Le montagne in generale, le nostre Alpi in particolare hanno sempre rappresentato non tanto un “limes”, un confine, una barriera insuperabile, quanto piuttosto un luogo di passaggio di popoli, di incontri fra culture, lingue, tradizioni. Al punto che si può affermare che esiste una vera e propria “civiltà delle Alpi” sintesi, originale e possente, di diverse influenze, eppure dotata di una sua notevole originalità.
Una civiltà che viene da lontano, da epoche remote, e che ha avuto la capacità di serbare, come in uno scrigno magico, elementi di tradizioni che, altrove, sono andati dispersi e perduti. Una civiltà che si declina, certo, in diversi linguaggi, sfaccettata, poliedrica… eppure dotata di una sua profonda unità. Teatro ancora dal 1914 al 1918 di uno dei più tragici conflitti della storia – quella I Guerra Mondiale che non a caso fu definita “grande” e che taluni, giustamente, considerano la “I Guerra Civile europea” – oggi le nostre Montagne, troppo spesso ingiustamente dimenticate dal mondo politico e dai mass media, rappresentano una grande speranza per il futuro dell’Europa. Un’Europa, però, non delle caste e delle burocrazie, ma dei Popoli, con le loro diversità, le loro peculiarità che non negano, tuttavia, la persistenza di un idem sentire, di una comune civiltà… che è poi, a ben vedere, il cuore profondo di tutta questa nostra Europa.

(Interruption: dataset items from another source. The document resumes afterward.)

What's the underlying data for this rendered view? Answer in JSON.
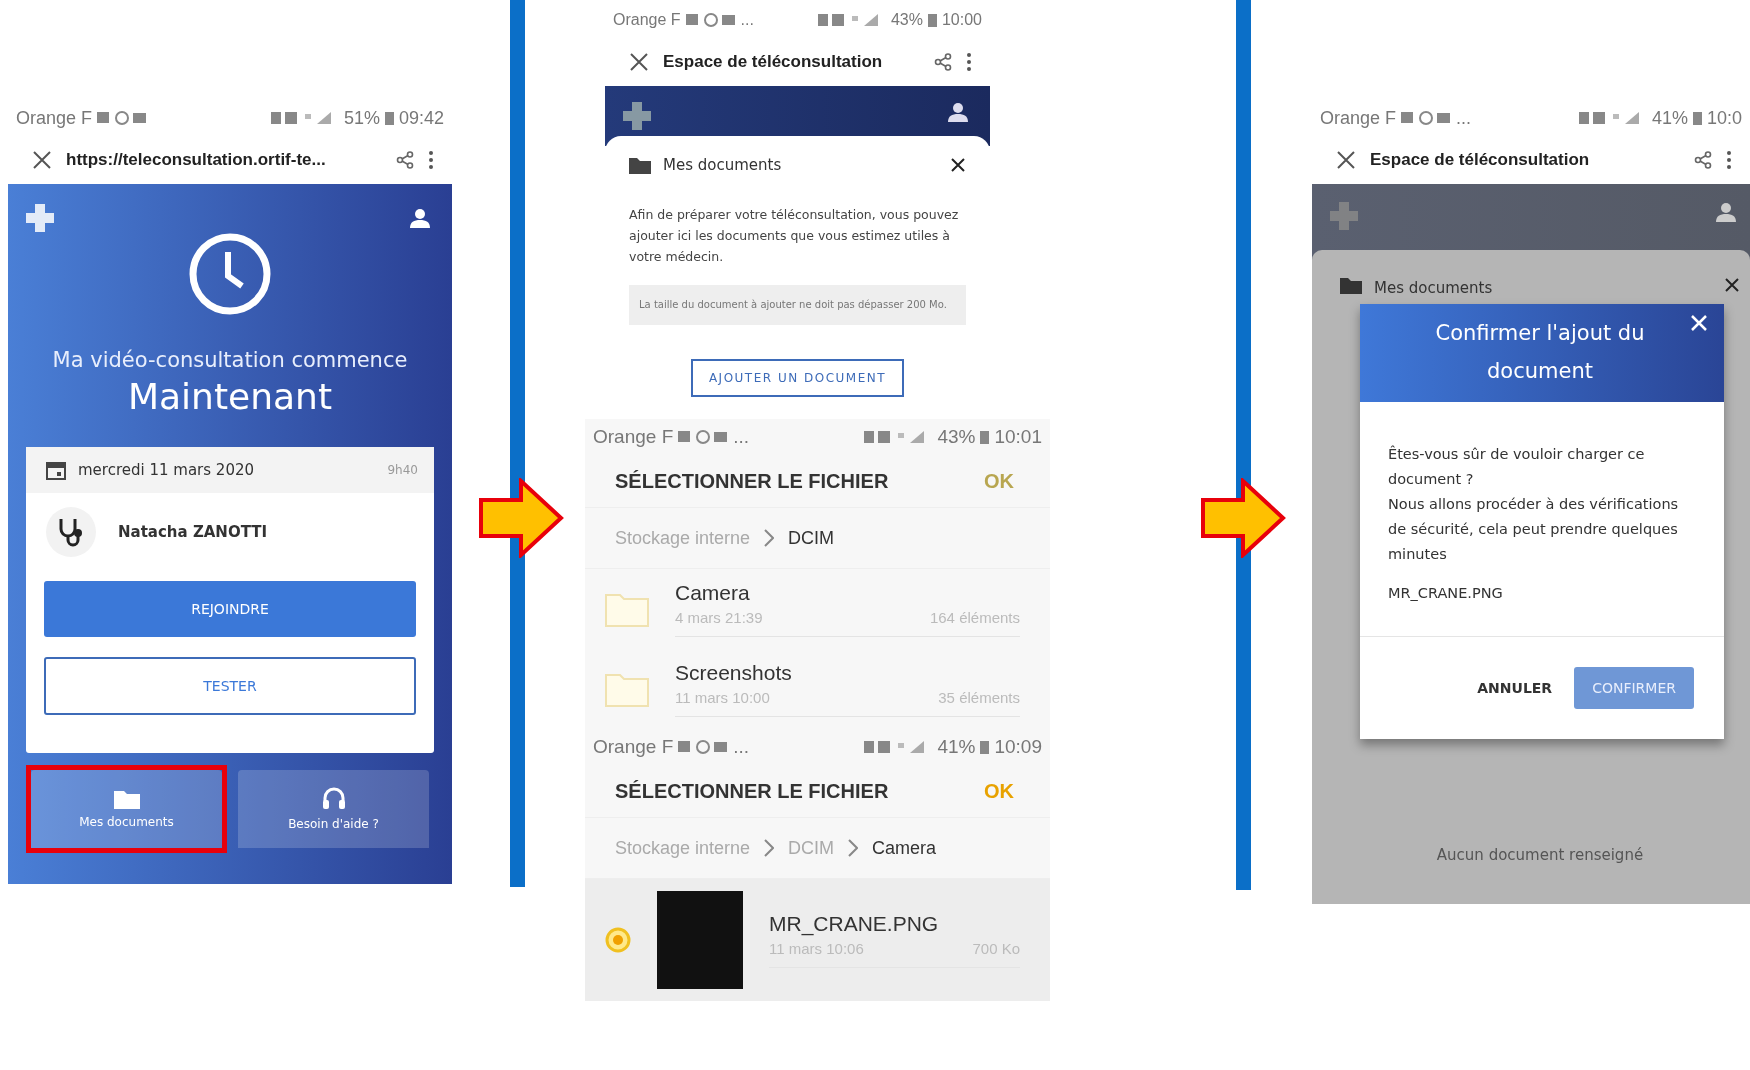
{
  "home_screen": {
    "status": {
      "carrier": "Orange F",
      "battery": "51%",
      "time": "09:42"
    },
    "browser": {
      "title": "https://teleconsultation.ortif-te..."
    },
    "heading": "Ma vidéo-consultation commence",
    "headline": "Maintenant",
    "appointment": {
      "date": "mercredi 11 mars 2020",
      "time": "9h40",
      "doctor": "Natacha ZANOTTI"
    },
    "buttons": [
      {
        "label": "REJOINDRE",
        "kind": "primary"
      },
      {
        "label": "TESTER",
        "kind": "outline"
      }
    ],
    "bottom_tabs": [
      {
        "label": "Mes documents",
        "kind": "folder",
        "highlighted": true
      },
      {
        "label": "Besoin d'aide ?",
        "kind": "headset",
        "highlighted": false
      }
    ]
  },
  "documents_screen": {
    "status": {
      "carrier": "Orange F",
      "more": "...",
      "battery": "43%",
      "time": "10:00"
    },
    "browser": {
      "title": "Espace de téléconsultation"
    },
    "sheet": {
      "title": "Mes documents",
      "description": "Afin de préparer votre téléconsultation, vous pouvez ajouter ici les documents que vous estimez utiles à votre médecin.",
      "note": "La taille du document à ajouter ne doit pas dépasser 200 Mo.",
      "button": "AJOUTER UN DOCUMENT"
    }
  },
  "file_pickers": [
    {
      "status": {
        "carrier": "Orange F",
        "more": "...",
        "battery": "43%",
        "time": "10:01"
      },
      "title": "SÉLECTIONNER LE FICHIER",
      "ok": {
        "label": "OK",
        "enabled": false
      },
      "breadcrumbs": [
        "Stockage interne",
        "DCIM"
      ],
      "items": [
        {
          "kind": "folder",
          "name": "Camera",
          "date": "4 mars 21:39",
          "info": "164 éléments"
        },
        {
          "kind": "folder",
          "name": "Screenshots",
          "date": "11 mars 10:00",
          "info": "35 éléments"
        }
      ]
    },
    {
      "status": {
        "carrier": "Orange F",
        "more": "...",
        "battery": "41%",
        "time": "10:09"
      },
      "title": "SÉLECTIONNER LE FICHIER",
      "ok": {
        "label": "OK",
        "enabled": true
      },
      "breadcrumbs": [
        "Stockage interne",
        "DCIM",
        "Camera"
      ],
      "items": [
        {
          "kind": "file",
          "name": "MR_CRANE.PNG",
          "date": "11 mars 10:06",
          "info": "700 Ko",
          "selected": true
        }
      ]
    }
  ],
  "confirm_screen": {
    "status": {
      "carrier": "Orange F",
      "more": "...",
      "battery": "41%",
      "time": "10:0"
    },
    "browser": {
      "title": "Espace de téléconsultation"
    },
    "background_title": "Mes documents",
    "dialog": {
      "title": "Confirmer l'ajout du document",
      "lines": [
        "Êtes-vous sûr de vouloir charger ce document ?",
        "Nous allons procéder à des vérifications de sécurité, cela peut prendre quelques minutes"
      ],
      "filename": "MR_CRANE.PNG",
      "cancel": "ANNULER",
      "confirm": "CONFIRMER"
    },
    "empty_text": "Aucun document renseigné"
  }
}
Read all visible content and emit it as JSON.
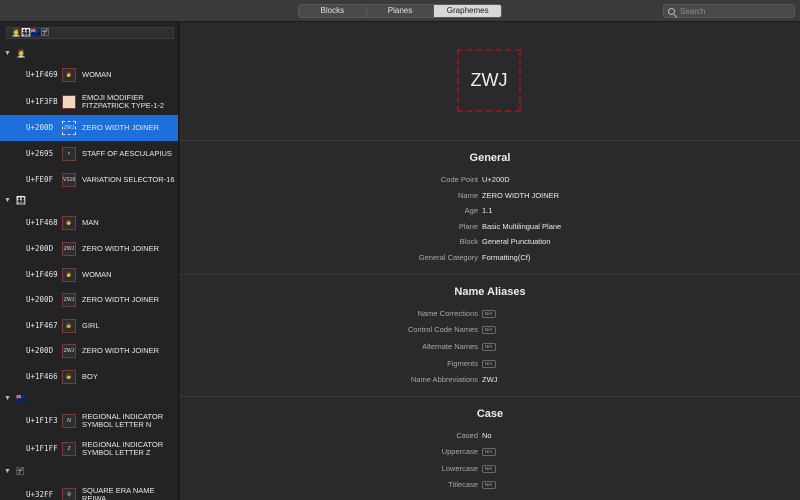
{
  "toolbar": {
    "tabs": [
      {
        "label": "Blocks"
      },
      {
        "label": "Planes"
      },
      {
        "label": "Graphemes"
      }
    ],
    "active_tab": "Graphemes",
    "search_placeholder": "Search"
  },
  "sidebar": {
    "input_value": "👩‍⚕️👨‍👩‍👧‍👦🇳🇿🈓",
    "groups": [
      {
        "glyph": "👩‍⚕️"
      },
      {
        "glyph": "👨‍👩‍👧‍👦"
      },
      {
        "glyph": "🇳🇿"
      },
      {
        "glyph": "🈓"
      }
    ],
    "rows": [
      {
        "cp": "U+1F469",
        "box": "👩",
        "name": "WOMAN"
      },
      {
        "cp": "U+1F3FB",
        "box": "",
        "name": "EMOJI MODIFIER FITZPATRICK TYPE-1-2"
      },
      {
        "cp": "U+200D",
        "box": "ZWJ",
        "name": "ZERO WIDTH JOINER"
      },
      {
        "cp": "U+2695",
        "box": "⚕",
        "name": "STAFF OF AESCULAPIUS"
      },
      {
        "cp": "U+FE0F",
        "box": "VS16",
        "name": "VARIATION SELECTOR-16"
      },
      {
        "cp": "U+1F468",
        "box": "👨",
        "name": "MAN"
      },
      {
        "cp": "U+200D",
        "box": "ZWJ",
        "name": "ZERO WIDTH JOINER"
      },
      {
        "cp": "U+1F469",
        "box": "👩",
        "name": "WOMAN"
      },
      {
        "cp": "U+200D",
        "box": "ZWJ",
        "name": "ZERO WIDTH JOINER"
      },
      {
        "cp": "U+1F467",
        "box": "👧",
        "name": "GIRL"
      },
      {
        "cp": "U+200D",
        "box": "ZWJ",
        "name": "ZERO WIDTH JOINER"
      },
      {
        "cp": "U+1F466",
        "box": "👦",
        "name": "BOY"
      },
      {
        "cp": "U+1F1F3",
        "box": "N",
        "name": "REGIONAL INDICATOR SYMBOL LETTER N"
      },
      {
        "cp": "U+1F1FF",
        "box": "Z",
        "name": "REGIONAL INDICATOR SYMBOL LETTER Z"
      },
      {
        "cp": "U+32FF",
        "box": "令",
        "name": "SQUARE ERA NAME REIWA"
      }
    ],
    "selected_row": "U+200D ZERO WIDTH JOINER"
  },
  "detail": {
    "glyph": "ZWJ",
    "general": {
      "title": "General",
      "props": [
        {
          "k": "Code Point",
          "v": "U+200D"
        },
        {
          "k": "Name",
          "v": "ZERO WIDTH JOINER"
        },
        {
          "k": "Age",
          "v": "1.1"
        },
        {
          "k": "Plane",
          "v": "Basic Multilingual Plane"
        },
        {
          "k": "Block",
          "v": "General Punctuation"
        },
        {
          "k": "General Category",
          "v": "Formatting(Cf)"
        }
      ]
    },
    "aliases": {
      "title": "Name Aliases",
      "props": [
        {
          "k": "Name Corrections",
          "v": "N/A"
        },
        {
          "k": "Control Code Names",
          "v": "N/A"
        },
        {
          "k": "Alternate Names",
          "v": "N/A"
        },
        {
          "k": "Figments",
          "v": "N/A"
        },
        {
          "k": "Name Abbreviations",
          "v": "ZWJ"
        }
      ]
    },
    "case": {
      "title": "Case",
      "props": [
        {
          "k": "Cased",
          "v": "No"
        },
        {
          "k": "Uppercase",
          "v": "N/A"
        },
        {
          "k": "Lowercase",
          "v": "N/A"
        },
        {
          "k": "Titlecase",
          "v": "N/A"
        }
      ]
    }
  },
  "colors": {
    "selection": "#1d6fdb",
    "zwj_border": "#8b1a1a"
  }
}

Un luogo dell’anima, dunque, una fonte cui dovremo tornare ad attingere per meglio comprendere chi siamo e da dove veniamo. Se questo avverrà, allora davvero la Speranza tornerà a divampare. Questo, dunque, l’obiettivo di un Convegno che vuole essere, in primo luogo, una riflessione a più voci, con il contributo di storici, letterati, economisti di diverse provenienze e formazione. Un incontro tra uomini che parlano talora anche lingue diverse, ma che condividono l’emozione spirituale profonda davanti alla immutabile bellezza delle nostre Montagne.